Home > Workload Solutions > Data Analytics > White Papers > GenAI on Dell APEX File Storage for Azure using Databricks, HuggingFace, and MosaicML > Solution Validation MosaicML LLM model training
This section discusses the step-by-step process of validating training of a model from MosaicML Open-source library. This section will also provide validation for image recognition and classification using Rest Net architecture, which is a deep convolution neural network. This section uses TesNet-56, with 56 being the weight layer. For more information, read on the Rest Net and CNN.

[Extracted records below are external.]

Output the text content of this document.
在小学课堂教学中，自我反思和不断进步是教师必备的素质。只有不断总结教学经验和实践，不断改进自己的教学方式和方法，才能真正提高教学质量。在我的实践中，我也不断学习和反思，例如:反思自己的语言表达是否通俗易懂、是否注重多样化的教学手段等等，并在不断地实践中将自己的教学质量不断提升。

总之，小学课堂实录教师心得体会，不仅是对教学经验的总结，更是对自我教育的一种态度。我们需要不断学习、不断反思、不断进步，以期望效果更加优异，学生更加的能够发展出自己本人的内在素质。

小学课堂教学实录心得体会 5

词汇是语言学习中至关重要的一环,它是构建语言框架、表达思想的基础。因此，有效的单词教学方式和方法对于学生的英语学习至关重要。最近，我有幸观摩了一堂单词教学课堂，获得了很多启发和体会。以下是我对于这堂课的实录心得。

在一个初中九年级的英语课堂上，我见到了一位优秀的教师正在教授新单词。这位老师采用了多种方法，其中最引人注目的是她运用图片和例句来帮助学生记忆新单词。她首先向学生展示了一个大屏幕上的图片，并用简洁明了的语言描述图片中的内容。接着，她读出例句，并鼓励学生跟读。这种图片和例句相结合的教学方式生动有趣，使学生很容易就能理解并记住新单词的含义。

After establishing the solution and connectivity, a Databricks computer cluster is initiated with the necessary resources for training. Create a new notebook and install required libraries, such as composer, from MosaicML and other python libraries. Torch is installed for use in training.
Fine-tuning the dataset ensures data preparation to meet the model's requirements. Use TorchVision’s dataset libraries for validation and to create synthetic datasets for training and testing, which are stored in the Dell APEX File Storage clusters. These datasets are stored in the Dell APEX File Storage clusters.

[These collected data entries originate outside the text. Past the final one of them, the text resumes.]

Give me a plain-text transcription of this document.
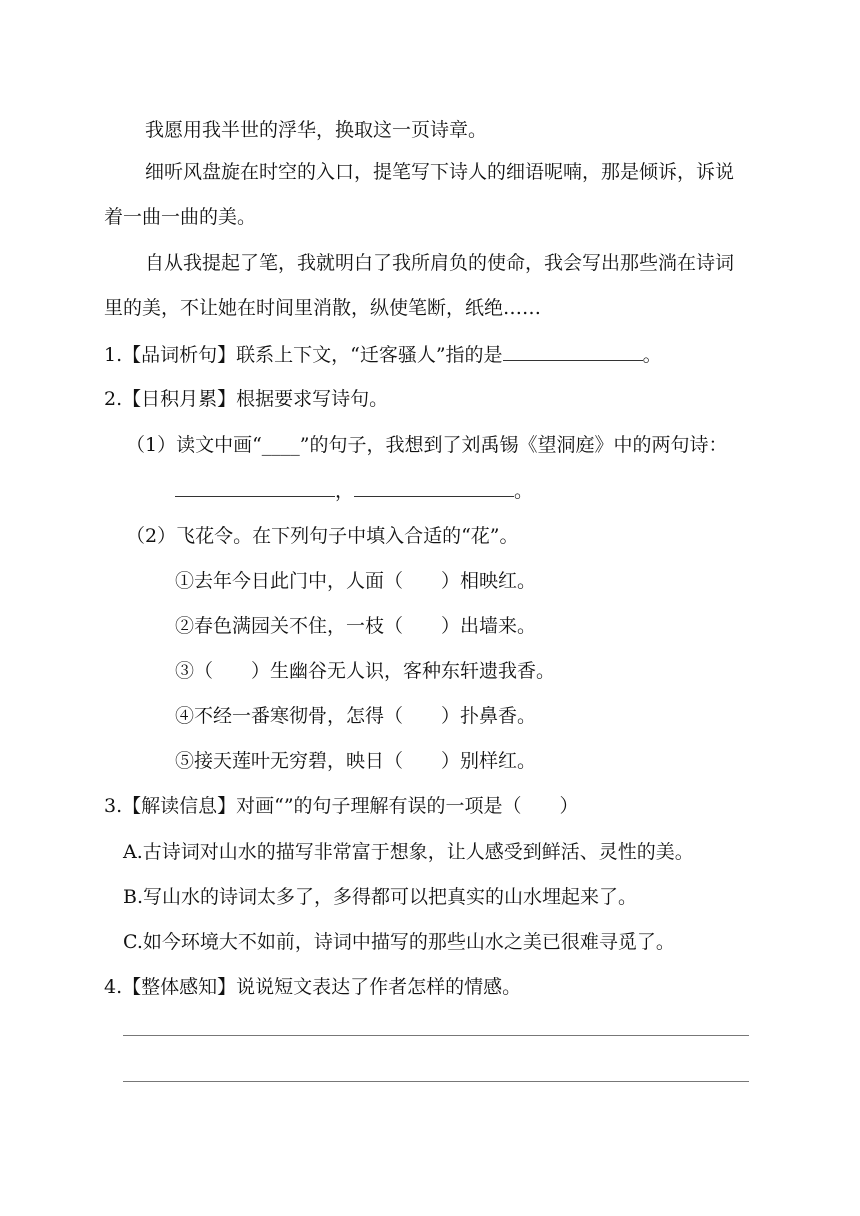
我愿用我半世的浮华，换取这一页诗章。
细听风盘旋在时空的入口，提笔写下诗人的细语呢喃，那是倾诉，诉说
着一曲一曲的美。
自从我提起了笔，我就明白了我所肩负的使命，我会写出那些淌在诗词
里的美，不让她在时间里消散，纵使笔断，纸绝……
1.【品词析句】联系上下文，“迁客骚人”指的是	。
2.【日积月累】根据要求写诗句。
（1）读文中画“____”的句子，我想到了刘禹锡《望洞庭》中的两句诗：
，	。
（2）飞花令。在下列句子中填入合适的“花”。
①去年今日此门中，人面（　　）相映红。
②春色满园关不住，一枝（　　）出墙来。
③（　　）生幽谷无人识，客种东轩遗我香。
④不经一番寒彻骨，怎得（　　）扑鼻香。
⑤接天莲叶无穷碧，映日（　　）别样红。
3.【解读信息】对画“”的句子理解有误的一项是（　　）
A.古诗词对山水的描写非常富于想象，让人感受到鲜活、灵性的美。
B.写山水的诗词太多了，多得都可以把真实的山水埋起来了。
C.如今环境大不如前，诗词中描写的那些山水之美已很难寻觅了。
4.【整体感知】说说短文表达了作者怎样的情感。
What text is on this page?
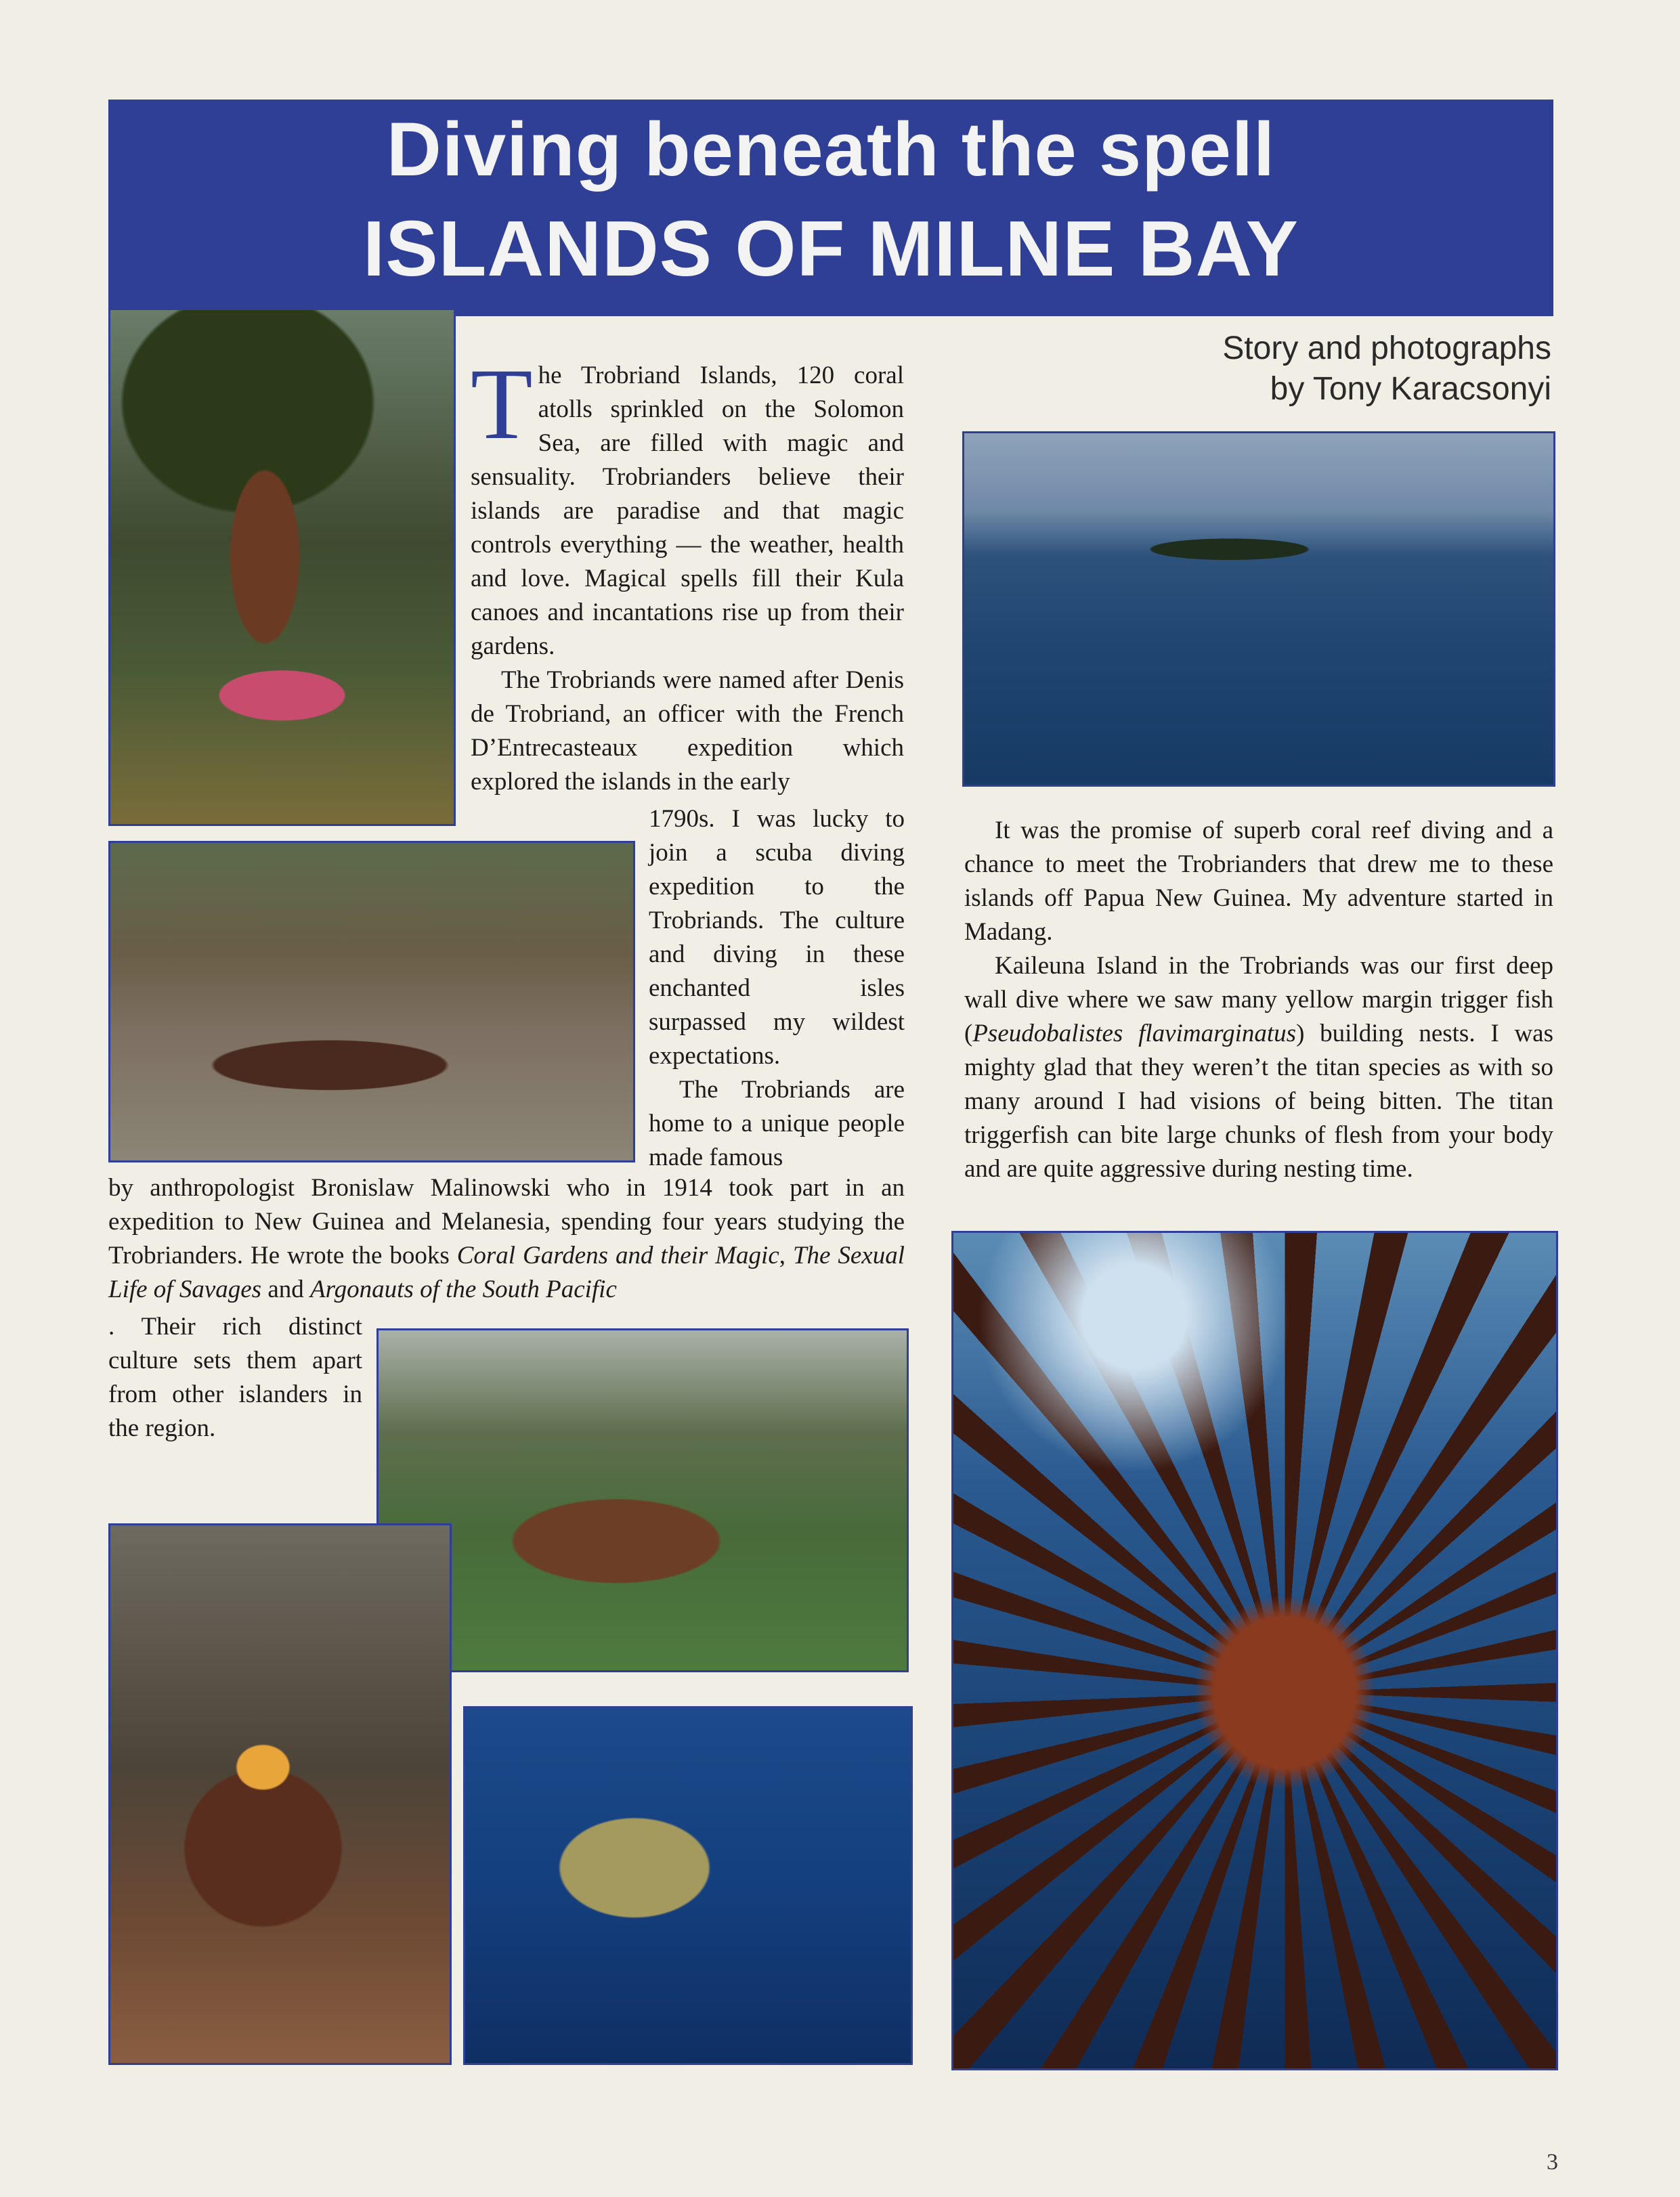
Diving beneath the spell
ISLANDS OF MILNE BAY
Story and photographs
by Tony Karacsonyi

The Trobriand Islands, 120 coral atolls sprinkled on the Solomon Sea, are filled with magic and sensuality. Trobrianders believe their islands are paradise and that magic controls everything — the weather, health and love. Magical spells fill their Kula canoes and incantations rise up from their gardens.

The Trobriands were named after Denis de Trobriand, an officer with the French D’Entrecasteaux expedition which explored the islands in the early

1790s. I was lucky to join a scuba diving expedition to the Trobriands. The culture and diving in these enchanted isles surpassed my wildest expectations.

The Trobriands are home to a unique people made famous

by anthropologist Bronislaw Malinowski who in 1914 took part in an expedition to New Guinea and Melanesia, spending four years studying the Trobrianders. He wrote the books Coral Gardens and their Magic, The Sexual Life of Savages and Argonauts of the South Pacific

. Their rich distinct culture sets them apart from other islanders in the region.

It was the promise of superb coral reef diving and a chance to meet the Trobrianders that drew me to these islands off Papua New Guinea. My adventure started in Madang.

Kaileuna Island in the Trobriands was our first deep wall dive where we saw many yellow margin trigger fish (Pseudobalistes flavimarginatus) building nests. I was mighty glad that they weren’t the titan species as with so many around I had visions of being bitten. The titan triggerfish can bite large chunks of flesh from your body and are quite aggressive during nesting time.

3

The dataset is placed in Dell APEX File Storage for Azure; the validated data access pattern is S3A. Azure provides the access setup and exposes the storage clusters’ endpoint to the Compute cluster. Ensure appropriate handling of necessary user authorization and authentication.
Set up the resnet_56 model from the composer library and modify the required parameters. The team has stored the fine-tuned data in Dell APEX File Storage. The Spark cluster accesses this data, and all input/output operations for the compute and storage cluster are managed through the Spark distributed computation framework, using the S3A protocol.
After the setup is complete, run the training job.